A new study compares the lifetime greenhouse gas emissions (GHG) of different heavy-weight vehicles in Europe, by analyzing fuel production and consumption as well as manufacturing emissions. As the EU races to achieve climate neutrality by 2050, the transport sector increasingly draws attention as its responsible for almost 30% of EU GHG emissions, according to the ICCT fact sheet. Heavy-duty vehicles (HDVs) such as commercial trucks and buses contribute to 26% of these transport emissions.
Overall, EU GHG emissions are decreasing continuously, but a briefing by the European Environment Agency (EEA) shows that the HDV category is an outlier. Increases in demand for freight transport mean that CO2 emissions are increasing annually since 2014, with the exception of pandemic lows. There has been steady improvement in efficiency for HDVs, but the EEA freight transport demand is outpacing the gains made from efficiency measures. Future policy measures are crucial because the transport sector is under pressure to reduce GHG emissions by 90% to meet the climate neutrality goal.
Intended to provide research and analysis to environmental regulators, this inaugural report by the International Council on Clean Transportation (ICCT) breaks down HDV categories into precise categories by combustion, electric, and hydrogen design. In the graph below, the steep drop-off from diesel, natural gas, and biofuel combustion engines is obvious, as manufacturing contributes marginally to the overall picture.
Key findings include:
- Battery electric HDVs outperform their diesel, hydrogen, and natural gas counterparts in reducing GHG emissions over their lifetime.

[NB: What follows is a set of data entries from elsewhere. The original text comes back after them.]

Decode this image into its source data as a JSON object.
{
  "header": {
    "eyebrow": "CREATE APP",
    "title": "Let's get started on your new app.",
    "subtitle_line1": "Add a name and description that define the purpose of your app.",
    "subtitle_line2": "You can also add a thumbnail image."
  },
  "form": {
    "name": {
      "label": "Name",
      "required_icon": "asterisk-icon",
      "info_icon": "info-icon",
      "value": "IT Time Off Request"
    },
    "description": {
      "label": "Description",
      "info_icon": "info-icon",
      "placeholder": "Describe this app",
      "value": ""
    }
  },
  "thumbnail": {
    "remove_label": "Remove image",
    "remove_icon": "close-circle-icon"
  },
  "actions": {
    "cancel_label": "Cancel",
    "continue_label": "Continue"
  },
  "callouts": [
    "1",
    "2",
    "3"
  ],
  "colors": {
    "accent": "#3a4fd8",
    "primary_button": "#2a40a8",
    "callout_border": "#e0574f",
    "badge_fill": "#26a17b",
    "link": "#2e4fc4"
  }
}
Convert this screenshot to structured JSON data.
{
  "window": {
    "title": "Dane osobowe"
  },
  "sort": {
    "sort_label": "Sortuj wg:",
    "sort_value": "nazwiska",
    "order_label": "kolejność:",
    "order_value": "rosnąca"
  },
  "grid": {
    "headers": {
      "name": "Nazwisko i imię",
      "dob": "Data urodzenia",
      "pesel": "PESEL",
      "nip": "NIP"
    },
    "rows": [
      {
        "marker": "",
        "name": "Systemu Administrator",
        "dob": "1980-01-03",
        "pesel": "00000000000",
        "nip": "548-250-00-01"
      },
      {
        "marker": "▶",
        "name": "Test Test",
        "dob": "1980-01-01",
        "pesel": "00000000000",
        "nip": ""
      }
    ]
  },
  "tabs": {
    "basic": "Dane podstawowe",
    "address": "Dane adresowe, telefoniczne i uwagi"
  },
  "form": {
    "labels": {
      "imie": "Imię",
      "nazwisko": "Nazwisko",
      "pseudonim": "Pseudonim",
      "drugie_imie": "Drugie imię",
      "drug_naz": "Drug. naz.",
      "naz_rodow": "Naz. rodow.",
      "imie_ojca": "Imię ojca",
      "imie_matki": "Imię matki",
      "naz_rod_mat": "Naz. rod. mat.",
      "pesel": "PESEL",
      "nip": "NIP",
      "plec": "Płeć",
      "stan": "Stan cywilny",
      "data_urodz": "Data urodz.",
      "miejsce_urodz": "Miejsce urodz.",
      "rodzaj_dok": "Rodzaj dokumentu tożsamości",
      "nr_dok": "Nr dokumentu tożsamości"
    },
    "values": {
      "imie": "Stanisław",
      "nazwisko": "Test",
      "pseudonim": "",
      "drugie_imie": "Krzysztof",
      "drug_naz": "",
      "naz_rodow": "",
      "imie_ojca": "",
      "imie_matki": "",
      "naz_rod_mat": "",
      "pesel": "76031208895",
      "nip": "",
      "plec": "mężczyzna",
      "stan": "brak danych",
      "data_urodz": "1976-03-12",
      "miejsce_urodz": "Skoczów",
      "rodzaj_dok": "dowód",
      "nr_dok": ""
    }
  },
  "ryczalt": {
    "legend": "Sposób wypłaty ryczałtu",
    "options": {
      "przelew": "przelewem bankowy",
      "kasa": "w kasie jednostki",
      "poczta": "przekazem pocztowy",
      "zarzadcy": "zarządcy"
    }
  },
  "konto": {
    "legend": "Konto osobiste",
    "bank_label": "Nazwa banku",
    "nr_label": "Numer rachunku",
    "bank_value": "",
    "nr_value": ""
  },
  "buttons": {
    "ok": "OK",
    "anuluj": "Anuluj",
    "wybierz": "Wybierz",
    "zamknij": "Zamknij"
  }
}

- Fuel cell electric HDVs run on hydrogen produced from fossil fuels reduce GHG emissions by 15% to 33% compared to their diesel counterparts in a lifecycle analysis. (With hydrogen solely produced with renewable electricity, emissions fall by up to 89%.)
- Natural gas HDVs provide marginal GHG reductions, when compared to diesel.
For the purposes of the study, the research focused on three common HDV categories: a 12-tonne truck, a 40-tonne articulated tractor-trailer, and an urban bus. All predictions for the 2030 scenario focused on existing or planned policy frameworks in the European Union.
The ICCT is an independent nonprofit focused on improving the environmental performance and energy efficiency of road, marine, and air transportation, in order to benefit public health and mitigate climate change. 88% of its funds are sourced from private foundations, in addition to consulting services. The research team consisted of Adrian O’Connell (ICCT Fuels researcher, Nikita Pavlenko, (ICCT Fuels team lead), Georg Bieker (ICCT Europe researcher), and Stephanie Searle (ICCT Director for the Fuels Program and the United States region).